Bitcoin has held steady above $21,000 for the last two days, bringing it back above the price it was when Sam Bankman-Fried’s crypto exchange, FTX, began its slide toward bankruptcy.
Since Monday, bitcoin has largely held steady above $21,000, well above its Nov. 2 price of $20,283.
The price of bitcoin has jumped more than 22% in the last seven days, according to data from CoinMarketCap. Bitcoin fell by that same amount in less than a day, between Nov. 7 and Nov. 8, as investors struggled to assess the impact of a potential FTX collapse and the likelihood of a Binance-backed FTX bailout. It dipped below $16,000 several times in the following weeks.
CoinDesk first reported on irregularities at FTX’s sister hedge fund, Alameda Research, on Nov. 2. Billions of dollars worth of cryptocurrencies began to flow out of FTX in a matter of days. A potential rescue deal with ChangPeng Zhao’s Binance fell apart Nov. 8, and FTX and Alameda both declared bankruptcy Nov. 11.
Over that period, bitcoin, long the most prominent and well-capitalized cryptocurrency, became a vessel for investor concern.

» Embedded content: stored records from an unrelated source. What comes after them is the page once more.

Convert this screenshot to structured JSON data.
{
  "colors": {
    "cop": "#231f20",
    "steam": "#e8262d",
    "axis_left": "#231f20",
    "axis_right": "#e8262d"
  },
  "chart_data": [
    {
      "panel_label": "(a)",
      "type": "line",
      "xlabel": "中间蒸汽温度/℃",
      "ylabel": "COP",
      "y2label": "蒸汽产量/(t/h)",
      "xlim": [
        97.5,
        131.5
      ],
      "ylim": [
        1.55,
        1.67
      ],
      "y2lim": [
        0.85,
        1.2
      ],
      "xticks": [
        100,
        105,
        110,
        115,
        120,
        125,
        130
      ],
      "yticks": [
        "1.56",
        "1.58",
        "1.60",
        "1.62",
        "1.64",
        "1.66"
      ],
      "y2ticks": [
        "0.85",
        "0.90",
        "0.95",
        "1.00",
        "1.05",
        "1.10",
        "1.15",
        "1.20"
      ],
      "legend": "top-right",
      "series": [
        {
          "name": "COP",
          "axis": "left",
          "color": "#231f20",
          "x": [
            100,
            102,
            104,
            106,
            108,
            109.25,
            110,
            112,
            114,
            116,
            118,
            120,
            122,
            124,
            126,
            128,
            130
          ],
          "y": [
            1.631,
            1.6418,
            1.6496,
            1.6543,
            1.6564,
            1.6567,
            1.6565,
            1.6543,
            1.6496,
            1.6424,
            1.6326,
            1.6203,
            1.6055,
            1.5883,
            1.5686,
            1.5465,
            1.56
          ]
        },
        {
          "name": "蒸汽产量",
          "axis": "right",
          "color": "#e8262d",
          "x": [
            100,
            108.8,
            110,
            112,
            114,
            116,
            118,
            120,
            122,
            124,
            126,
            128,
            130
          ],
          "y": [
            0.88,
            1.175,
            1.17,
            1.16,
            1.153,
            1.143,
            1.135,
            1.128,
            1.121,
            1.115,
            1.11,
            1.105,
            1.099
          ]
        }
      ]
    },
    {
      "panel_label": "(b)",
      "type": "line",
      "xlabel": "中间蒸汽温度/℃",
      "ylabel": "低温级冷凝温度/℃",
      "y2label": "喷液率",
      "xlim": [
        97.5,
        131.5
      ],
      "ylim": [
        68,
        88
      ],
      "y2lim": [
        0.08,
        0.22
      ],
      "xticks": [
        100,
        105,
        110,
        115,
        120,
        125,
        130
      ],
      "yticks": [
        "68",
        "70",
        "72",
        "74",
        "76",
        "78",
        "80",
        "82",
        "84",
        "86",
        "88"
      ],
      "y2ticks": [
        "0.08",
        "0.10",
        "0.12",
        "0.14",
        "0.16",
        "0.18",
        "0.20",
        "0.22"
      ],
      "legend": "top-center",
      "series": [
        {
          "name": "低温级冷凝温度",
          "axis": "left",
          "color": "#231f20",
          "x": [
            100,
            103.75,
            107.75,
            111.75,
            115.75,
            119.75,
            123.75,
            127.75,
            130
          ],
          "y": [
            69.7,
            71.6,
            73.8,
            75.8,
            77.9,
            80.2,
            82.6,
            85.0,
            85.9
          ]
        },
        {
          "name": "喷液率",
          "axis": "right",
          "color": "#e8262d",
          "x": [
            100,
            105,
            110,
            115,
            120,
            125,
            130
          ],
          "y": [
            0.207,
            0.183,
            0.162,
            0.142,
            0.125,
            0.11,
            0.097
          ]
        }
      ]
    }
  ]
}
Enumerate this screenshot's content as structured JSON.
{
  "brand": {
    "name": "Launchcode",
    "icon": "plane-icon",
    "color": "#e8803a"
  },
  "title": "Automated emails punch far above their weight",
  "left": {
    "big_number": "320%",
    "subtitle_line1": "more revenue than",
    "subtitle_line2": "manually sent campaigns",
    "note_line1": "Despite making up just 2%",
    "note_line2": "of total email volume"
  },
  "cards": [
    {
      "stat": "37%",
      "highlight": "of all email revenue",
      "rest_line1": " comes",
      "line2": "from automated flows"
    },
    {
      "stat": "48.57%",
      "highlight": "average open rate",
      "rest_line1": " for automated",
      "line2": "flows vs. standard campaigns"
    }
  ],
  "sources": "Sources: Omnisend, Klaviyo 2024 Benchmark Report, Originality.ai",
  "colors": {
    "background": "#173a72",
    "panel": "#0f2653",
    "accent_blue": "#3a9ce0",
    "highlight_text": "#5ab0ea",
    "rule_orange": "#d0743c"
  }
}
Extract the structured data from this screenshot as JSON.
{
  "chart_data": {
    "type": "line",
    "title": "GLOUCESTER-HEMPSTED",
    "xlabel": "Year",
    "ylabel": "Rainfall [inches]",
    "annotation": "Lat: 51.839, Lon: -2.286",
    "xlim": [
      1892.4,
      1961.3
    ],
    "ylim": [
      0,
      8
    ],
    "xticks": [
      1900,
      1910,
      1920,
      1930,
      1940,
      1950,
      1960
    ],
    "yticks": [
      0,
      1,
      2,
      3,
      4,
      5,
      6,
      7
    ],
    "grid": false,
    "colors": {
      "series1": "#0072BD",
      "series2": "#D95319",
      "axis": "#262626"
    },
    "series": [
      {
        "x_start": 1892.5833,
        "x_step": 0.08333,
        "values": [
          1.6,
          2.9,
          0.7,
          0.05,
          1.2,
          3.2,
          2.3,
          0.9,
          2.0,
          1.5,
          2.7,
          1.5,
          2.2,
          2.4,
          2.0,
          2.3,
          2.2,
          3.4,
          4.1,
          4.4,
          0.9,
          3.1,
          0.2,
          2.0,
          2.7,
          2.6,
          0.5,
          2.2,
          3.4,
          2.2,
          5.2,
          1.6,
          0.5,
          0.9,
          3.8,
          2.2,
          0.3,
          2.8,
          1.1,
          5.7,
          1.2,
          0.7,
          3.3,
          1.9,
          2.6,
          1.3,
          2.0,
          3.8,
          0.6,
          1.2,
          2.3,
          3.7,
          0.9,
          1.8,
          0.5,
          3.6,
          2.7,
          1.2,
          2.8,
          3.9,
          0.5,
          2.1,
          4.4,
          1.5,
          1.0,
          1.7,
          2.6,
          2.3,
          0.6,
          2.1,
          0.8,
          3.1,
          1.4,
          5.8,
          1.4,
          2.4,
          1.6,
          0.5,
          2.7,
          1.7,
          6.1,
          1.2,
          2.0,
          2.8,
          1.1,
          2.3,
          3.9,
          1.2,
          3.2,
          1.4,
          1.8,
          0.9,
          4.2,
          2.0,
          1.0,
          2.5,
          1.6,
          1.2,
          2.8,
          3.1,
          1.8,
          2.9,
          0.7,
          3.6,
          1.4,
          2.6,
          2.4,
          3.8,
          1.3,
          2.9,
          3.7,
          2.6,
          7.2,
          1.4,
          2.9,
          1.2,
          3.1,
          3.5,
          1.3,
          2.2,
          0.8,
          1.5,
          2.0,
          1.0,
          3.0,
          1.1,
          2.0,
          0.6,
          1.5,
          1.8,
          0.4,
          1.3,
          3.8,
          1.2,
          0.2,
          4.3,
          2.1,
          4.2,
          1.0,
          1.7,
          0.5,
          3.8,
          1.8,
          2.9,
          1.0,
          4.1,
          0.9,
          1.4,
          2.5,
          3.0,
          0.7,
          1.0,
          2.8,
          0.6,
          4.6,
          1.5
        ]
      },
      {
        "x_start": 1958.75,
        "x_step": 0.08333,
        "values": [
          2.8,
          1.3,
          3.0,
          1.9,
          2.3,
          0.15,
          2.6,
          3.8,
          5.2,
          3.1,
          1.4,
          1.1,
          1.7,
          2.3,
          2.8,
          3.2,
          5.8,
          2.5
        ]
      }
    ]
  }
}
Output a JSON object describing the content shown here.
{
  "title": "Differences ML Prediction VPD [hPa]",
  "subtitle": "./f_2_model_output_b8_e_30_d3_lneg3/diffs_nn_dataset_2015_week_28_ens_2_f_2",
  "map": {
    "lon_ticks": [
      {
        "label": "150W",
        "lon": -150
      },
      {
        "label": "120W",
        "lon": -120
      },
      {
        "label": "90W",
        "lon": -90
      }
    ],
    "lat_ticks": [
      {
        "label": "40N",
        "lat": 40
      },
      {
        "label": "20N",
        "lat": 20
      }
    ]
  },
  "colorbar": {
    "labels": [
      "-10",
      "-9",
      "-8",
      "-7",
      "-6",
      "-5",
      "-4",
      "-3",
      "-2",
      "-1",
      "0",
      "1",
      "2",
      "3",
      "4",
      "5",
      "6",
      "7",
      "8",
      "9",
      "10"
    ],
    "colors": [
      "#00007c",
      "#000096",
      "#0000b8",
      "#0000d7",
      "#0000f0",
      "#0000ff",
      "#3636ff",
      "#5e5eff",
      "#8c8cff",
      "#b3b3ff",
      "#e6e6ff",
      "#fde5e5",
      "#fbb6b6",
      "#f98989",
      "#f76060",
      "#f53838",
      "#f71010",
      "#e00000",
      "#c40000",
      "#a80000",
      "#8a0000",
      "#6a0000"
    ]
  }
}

The surging price comes at a time of deep uncertainty for the broader industry. On Thursday, the Securities and Exchange Commission charged two crypto companies, Genesis Trading and Gemini, with offering and selling unregistered securities.
Multiple rounds of layoffs have struck crypto exchanges, including Coinbase and Crypto.com.
Bitcoin has enjoyed a rally that outpaces the gains made by other cryptocurrencies, according to data from CoinMarketCap. In the last seven days, Ether has gained over 18%. The prices of Binance’s exchange tokens, BNB, and Ripple have risen 10% and over 11%, respectively.
But ether competitor Solana has seen its price rise by over 44% in the last seven days, propelled in part by the minting of a dog-based non-fungible token, Bonk Inu, on Solana’s blockchain.